Alex Aiken talked about how each Government team has a performance hub, which works as a communications centre for planning and evaluation, and how he expects every department to track its performance against their department’s business objectives.  Elayne then explained how they use communications plan templates like ‘OASIS’ – Objective, Audience Insight, Strategy, Implementation and Scoring – and Betony added that one of the major achievements of the performance hub is it has allowed her department to stop doing things!  She said that they often get requests to do things because someone thinks it’s a great idea, but now they can show the data as to why it may not actually resonate with the audience and so can avoid wasting tax payers’ money and the team’s time doing those things that don’t provide real value.

Elayne then discussed how she uses AMEC’s Social Media Measurement Framework in Defra’s ‘Chip my Dog’ campaign, and you can see a video of her explaining the full case study below:

This showed how to map results from exposure and engagement right across to impact and advocacy, the latter of which saves tax payers money as Defra ended up getting seeing user generated content about the campaign being shared through social media, meaning positive word was spreading without them having to do extra work.

Betony went on to explain that if you wanted to find out what Civil Servants can and can’t do on social media, you can go to the Government Communications Service website to see the Civil Servants guidance to social media, which in summary, she said basically says “Don’t be an idiot”! I loved that!  She said that she knows what it is to understand propriety and the boundaries they are expected to conduct themselves within including the fact that they are expected to be ambassadors for their departments and the UK Government and she feels this is exactly transferable into brands and organisations.  Betony understands the blurring between personal and professional and said that if you are trusting your press office to go down the pub and have a conversation with a journalist, you need to trust them with a twitter account.  The challenge is making sure your senior team are keeping an eye on the channels and knowing what is being communicated by whom and whom.  She summarised this topic by saying that best practice is about being human and not being a robot – people want faces, they want people and want opinion.

Elayne then talked about Open Policy Making and how it improves policy as the various departments are consulting the public earlier and in very innovative ways to gather comments early on, which she thinks is very effective.  She added that this is a lesson that everyone and not just government can learn from in terms of getting closer to their audience.
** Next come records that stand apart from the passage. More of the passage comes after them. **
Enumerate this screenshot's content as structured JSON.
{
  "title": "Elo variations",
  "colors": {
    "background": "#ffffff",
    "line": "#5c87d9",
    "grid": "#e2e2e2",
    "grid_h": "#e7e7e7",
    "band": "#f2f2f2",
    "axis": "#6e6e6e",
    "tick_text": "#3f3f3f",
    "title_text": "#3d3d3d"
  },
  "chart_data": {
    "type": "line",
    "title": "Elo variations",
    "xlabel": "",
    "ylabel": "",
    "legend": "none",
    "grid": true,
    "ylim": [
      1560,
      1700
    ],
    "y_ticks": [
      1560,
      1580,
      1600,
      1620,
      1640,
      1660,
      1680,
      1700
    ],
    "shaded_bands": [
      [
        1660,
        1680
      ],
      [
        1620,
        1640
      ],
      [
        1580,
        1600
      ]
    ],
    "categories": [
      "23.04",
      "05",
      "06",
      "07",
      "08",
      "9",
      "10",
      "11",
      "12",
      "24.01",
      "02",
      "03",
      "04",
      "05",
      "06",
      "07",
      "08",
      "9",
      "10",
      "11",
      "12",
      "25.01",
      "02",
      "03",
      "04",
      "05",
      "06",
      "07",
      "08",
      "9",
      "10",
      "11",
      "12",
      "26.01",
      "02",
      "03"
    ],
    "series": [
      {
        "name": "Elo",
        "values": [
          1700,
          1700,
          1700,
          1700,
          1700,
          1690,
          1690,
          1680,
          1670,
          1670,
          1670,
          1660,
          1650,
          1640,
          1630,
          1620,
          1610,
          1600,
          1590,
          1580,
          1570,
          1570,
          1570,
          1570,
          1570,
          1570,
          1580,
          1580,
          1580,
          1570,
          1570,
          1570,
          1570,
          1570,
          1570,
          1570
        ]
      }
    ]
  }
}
We finished off the podcast by focusing on how Government can ensure we get the best impact and value for the tax payer from the communications teams of the various departments, which Elayne said is all about focussing on the outcomes, targeting communications, and making sure the messaging that people need to hear is what they are receiving, through the channels they want to hear it on, at the right time, when they can respond and take the action they are seeking to achieve, using actionable insight to improve the results on the next campaign.